CC: Muitos analistas brasileiros cogitam um crescimento do País de, no máximo, 2% do Produto Interno Bruto (PIB) em 2009 e uma recessão em 2010.

NR: Para um país como o Brasil, um crescimento de 2% é, sem dúvida, uma aterragem forçada, perto da recessão, porque o potencial é muito maior. Serão dois anos difíceis, mesmo para aqueles com fundamentos mais sólidos e sistema financeiro saudável, como o Brasil. A queda dos preços das commodities, a recessão global e o aumento da aversão ao risco dos investidores serão factores negativos para todos os emergentes.

CC: O senhor acha que, no estágio actual da crise, o uso da política monetária é eficiente?

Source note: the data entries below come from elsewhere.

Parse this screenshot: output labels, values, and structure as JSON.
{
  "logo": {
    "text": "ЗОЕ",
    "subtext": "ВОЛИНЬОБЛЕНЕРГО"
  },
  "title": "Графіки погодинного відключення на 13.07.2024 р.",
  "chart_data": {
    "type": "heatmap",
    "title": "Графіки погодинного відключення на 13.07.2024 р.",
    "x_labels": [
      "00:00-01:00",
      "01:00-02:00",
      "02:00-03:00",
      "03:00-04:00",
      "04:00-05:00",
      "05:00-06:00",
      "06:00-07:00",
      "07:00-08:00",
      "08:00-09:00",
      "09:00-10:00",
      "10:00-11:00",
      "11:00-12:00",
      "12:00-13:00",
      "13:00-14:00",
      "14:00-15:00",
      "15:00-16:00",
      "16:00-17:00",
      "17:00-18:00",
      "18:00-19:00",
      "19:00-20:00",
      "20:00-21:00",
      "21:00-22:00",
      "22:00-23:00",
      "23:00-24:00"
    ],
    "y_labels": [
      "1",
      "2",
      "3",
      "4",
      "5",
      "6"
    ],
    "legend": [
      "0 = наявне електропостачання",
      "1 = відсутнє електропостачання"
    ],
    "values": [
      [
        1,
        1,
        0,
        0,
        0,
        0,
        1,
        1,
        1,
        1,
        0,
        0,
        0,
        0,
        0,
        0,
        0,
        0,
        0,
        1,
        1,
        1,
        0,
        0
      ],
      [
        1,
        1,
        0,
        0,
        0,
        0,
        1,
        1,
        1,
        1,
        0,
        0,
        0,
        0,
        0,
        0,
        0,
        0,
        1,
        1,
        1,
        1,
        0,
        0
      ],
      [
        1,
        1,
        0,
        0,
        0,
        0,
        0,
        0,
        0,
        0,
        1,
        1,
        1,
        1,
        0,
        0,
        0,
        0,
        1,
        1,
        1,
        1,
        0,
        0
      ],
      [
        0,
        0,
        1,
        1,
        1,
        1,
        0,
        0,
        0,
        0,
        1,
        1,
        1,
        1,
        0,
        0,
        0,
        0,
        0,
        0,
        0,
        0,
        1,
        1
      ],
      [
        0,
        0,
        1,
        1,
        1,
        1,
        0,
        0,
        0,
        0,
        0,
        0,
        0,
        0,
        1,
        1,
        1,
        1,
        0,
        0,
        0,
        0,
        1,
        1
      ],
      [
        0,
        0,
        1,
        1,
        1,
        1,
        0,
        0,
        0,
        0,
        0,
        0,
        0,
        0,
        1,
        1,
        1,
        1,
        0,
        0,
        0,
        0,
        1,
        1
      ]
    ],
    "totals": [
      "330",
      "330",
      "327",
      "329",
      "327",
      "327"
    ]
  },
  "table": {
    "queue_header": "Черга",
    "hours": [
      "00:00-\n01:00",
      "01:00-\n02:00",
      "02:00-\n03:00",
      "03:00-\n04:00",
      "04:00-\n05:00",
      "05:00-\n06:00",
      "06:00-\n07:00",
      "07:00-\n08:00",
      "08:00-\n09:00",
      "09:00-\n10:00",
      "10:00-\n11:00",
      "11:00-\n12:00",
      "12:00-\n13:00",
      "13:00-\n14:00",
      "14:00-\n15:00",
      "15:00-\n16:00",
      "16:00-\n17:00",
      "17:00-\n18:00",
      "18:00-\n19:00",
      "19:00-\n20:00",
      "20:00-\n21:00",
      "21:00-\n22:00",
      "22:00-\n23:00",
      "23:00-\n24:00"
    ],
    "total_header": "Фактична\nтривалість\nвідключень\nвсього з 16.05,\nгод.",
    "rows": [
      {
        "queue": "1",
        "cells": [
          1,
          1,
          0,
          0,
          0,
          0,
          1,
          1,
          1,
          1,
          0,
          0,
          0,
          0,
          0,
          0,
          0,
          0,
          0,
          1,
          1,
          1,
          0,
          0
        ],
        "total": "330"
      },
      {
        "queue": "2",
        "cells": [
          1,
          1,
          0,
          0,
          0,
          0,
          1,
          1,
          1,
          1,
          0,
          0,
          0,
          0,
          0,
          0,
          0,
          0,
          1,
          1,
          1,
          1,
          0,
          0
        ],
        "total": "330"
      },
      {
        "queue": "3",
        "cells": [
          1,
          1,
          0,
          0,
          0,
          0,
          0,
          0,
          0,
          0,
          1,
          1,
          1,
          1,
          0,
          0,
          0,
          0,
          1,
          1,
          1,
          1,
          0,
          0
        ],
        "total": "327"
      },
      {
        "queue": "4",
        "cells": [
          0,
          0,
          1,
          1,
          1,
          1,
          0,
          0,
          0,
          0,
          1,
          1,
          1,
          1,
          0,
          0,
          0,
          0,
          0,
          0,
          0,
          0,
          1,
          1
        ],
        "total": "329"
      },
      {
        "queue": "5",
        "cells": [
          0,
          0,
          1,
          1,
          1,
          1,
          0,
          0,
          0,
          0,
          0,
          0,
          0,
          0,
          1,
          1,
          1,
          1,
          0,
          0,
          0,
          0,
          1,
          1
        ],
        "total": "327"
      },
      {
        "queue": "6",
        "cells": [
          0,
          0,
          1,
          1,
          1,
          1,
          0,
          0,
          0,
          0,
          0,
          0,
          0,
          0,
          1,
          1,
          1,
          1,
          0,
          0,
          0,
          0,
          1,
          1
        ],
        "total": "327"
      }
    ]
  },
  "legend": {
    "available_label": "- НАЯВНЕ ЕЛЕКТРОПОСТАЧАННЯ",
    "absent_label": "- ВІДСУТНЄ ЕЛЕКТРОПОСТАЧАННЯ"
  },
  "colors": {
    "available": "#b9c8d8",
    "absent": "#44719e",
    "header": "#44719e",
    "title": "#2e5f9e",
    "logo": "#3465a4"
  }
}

NR: O efeito da política monetária em países desenvolvidos, como Estados Unidos e Japão, será significativamente menor. Eles estão em uma armadilha de liquidez. Há risco de deflação. Deveriam lançar mão de instrumentos não tradicionais, como facilitação de acesso ao dinheiro e o governo comprar directamente activos do sector privado. No caso dos emergentes, a política monetária será inibida em parte por causa do enfraquecimento de suas moedas e da inflação em alta. Se bem que o Brasil tem um enorme espaço para a redução do juro, em razão da desaceleração da economia.

CC: O G-20 reuniu-se recentemente e anunciou uma série de intenções para regular o mercado financeiro internacional. Para o senhor, o encontro sinalizou uma real intenção de reformular as regras de supervisão de regulação?

NR: O ponto positivo é que houve um reconhecimento de que o G-7 sozinho é incapaz de ditar as regras da economia global. Os países emergentes têm de se sentar à mesa com os desenvolvidos para discutir questões que afectam a todos. Isso é positivo. Mas levará ainda algum tempo para que as nações em desenvolvimento tenham voz activa nas discussões. De todo modo, foi um passo importante em direcção a um novo desenho de poder mundial.

CC: Ou seja, é positivo, mas irrealista agora.

NR: É um processo, não acontecerá de um dia para outro. Houve, porém, uma compreensão de que é preciso incluir os emergentes nas discussões. Parece que as negociações internacionais caminham na direcção correta.



CC: O senhor acha possível reformular os papéis de instituições como o Fundo Monetário Internacional (FMI) e o Banco Mundial?

NR: Já está havendo uma reformulação, com maior representatividade dos emergentes, na questão dos votos. Especificamente em relação ao FMI, é importante que ele recupere o papel de um fórum internacional que garanta a estabilidade dos seus integrantes, assim como o Banco de Compensações Internacionais (BIS). Eles terão de retomar a função de assegurar a estabilidade financeira internacional e alertar para potenciais crises. Além disso, o FMI precisa engordar o caixa, para empréstimos urgentes, sobretudo aos emergentes, que não estão blindados da crise.

CC: O senhor tornou-se conhecido como Dr. Doom, por suas previsões sombrias. Está mais optimista agora, com a eleição de Obama?

NR: De um lado, ainda acho que haverá uma recessão global muito séria. Não vamos nos iludir. Obama tem o melhor time, que poderá pôr em prática a melhor política económica. Se as escolhas forem certas, a contracção económica poderá ser mais curta. Mas ainda estou muito pessimista, porque todo o mal já foi feito. A função do novo presidente será reduzir as perdas do sistema, mas não vai evitar a recessão. Com sorte, só sairemos dessa em 2010. O ano de 2009 está perdido.